The most up-to-date statistics maintained by the Virginia Department of Motor Vehicles indicate that drunk and drugged drivers pose a serious risk to motorcycle riders. During 2015, 70 motorcycle operators and passengers died in wrecks on state roads, and another 1,776 people on motorcycles suffered injuries in crashes. Of those incidents, 95 involved a driver who was impaired by drugs or alcohol. Twenty-two other wrecks involved a driver who had been drinking but did not register a blood alcohol concentration above the legal limit.

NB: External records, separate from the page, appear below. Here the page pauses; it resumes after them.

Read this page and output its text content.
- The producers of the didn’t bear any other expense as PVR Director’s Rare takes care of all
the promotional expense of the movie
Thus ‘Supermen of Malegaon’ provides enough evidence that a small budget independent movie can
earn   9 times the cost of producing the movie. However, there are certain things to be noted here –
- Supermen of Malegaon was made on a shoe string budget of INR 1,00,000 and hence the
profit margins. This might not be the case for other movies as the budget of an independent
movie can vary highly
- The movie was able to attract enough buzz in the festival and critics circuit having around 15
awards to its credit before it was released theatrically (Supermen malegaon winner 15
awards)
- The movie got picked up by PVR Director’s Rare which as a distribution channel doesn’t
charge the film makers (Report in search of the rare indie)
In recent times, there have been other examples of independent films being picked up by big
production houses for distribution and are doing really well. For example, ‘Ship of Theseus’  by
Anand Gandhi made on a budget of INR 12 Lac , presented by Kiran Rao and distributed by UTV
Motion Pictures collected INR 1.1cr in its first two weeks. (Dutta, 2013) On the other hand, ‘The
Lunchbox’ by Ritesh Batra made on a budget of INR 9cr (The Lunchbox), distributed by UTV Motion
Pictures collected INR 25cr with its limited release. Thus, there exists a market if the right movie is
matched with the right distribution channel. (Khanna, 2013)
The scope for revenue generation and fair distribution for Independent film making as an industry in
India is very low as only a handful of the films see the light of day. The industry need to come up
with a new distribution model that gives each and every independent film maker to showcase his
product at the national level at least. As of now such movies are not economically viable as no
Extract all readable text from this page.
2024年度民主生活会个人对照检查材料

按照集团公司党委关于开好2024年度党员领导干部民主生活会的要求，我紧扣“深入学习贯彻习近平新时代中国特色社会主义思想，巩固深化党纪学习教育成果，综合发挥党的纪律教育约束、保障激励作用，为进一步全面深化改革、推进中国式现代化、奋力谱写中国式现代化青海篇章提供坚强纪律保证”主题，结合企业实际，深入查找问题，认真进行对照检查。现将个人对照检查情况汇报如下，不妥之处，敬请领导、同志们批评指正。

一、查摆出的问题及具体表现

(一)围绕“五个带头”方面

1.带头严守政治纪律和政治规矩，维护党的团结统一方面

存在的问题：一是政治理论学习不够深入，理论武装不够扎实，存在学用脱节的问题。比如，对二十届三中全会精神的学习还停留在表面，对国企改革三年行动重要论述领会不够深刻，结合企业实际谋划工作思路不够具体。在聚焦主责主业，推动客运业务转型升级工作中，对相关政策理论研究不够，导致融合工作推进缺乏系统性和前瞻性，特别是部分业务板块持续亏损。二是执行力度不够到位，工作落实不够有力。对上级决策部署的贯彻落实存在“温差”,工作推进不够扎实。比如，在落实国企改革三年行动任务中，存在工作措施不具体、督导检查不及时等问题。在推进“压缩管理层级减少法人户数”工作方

Drinking and driving or driving while high obviously make roads unsafe for everyone. Motorcycle riders always run a higher risk for injury or death from impaired drivers because their bikes offer no physical protection. This makes sharing the road safely and respectfully with motorcyclists a principal responsibility for all drivers.

The U.S. Department of Transportation offers these tips for decreasing the odds of colliding with a motorcycle:


  • Though a motorcycle is a small vehicle, its operator still has all the rights of the road as any other motorist. Allow the motorcycle the full width of a lane at all times.
  • Always signal when changing lanes or merging with traffic.
  • If you see a motorcycle with a signal on, be careful: motorcycle signals are often non-canceling and could have been forgotten. Always ensure that the motorcycle is turning before proceeding.
  • Check all mirrors and blind spots for motorcycles before changing lanes or merging with traffic, especially at intersections.
  • Always allow more follow distance – three to four seconds – when behind a motorcycle. This gives them more time to maneuver or stop in an emergency.
  • Never drive distracted or impaired.


My Virginia personal injury law firm colleagues and I want everyone to pay particular attention to that last reminder to driver sober. We also hope the motorcycle rider injured in Colonial Beach makes a full and rapid recover.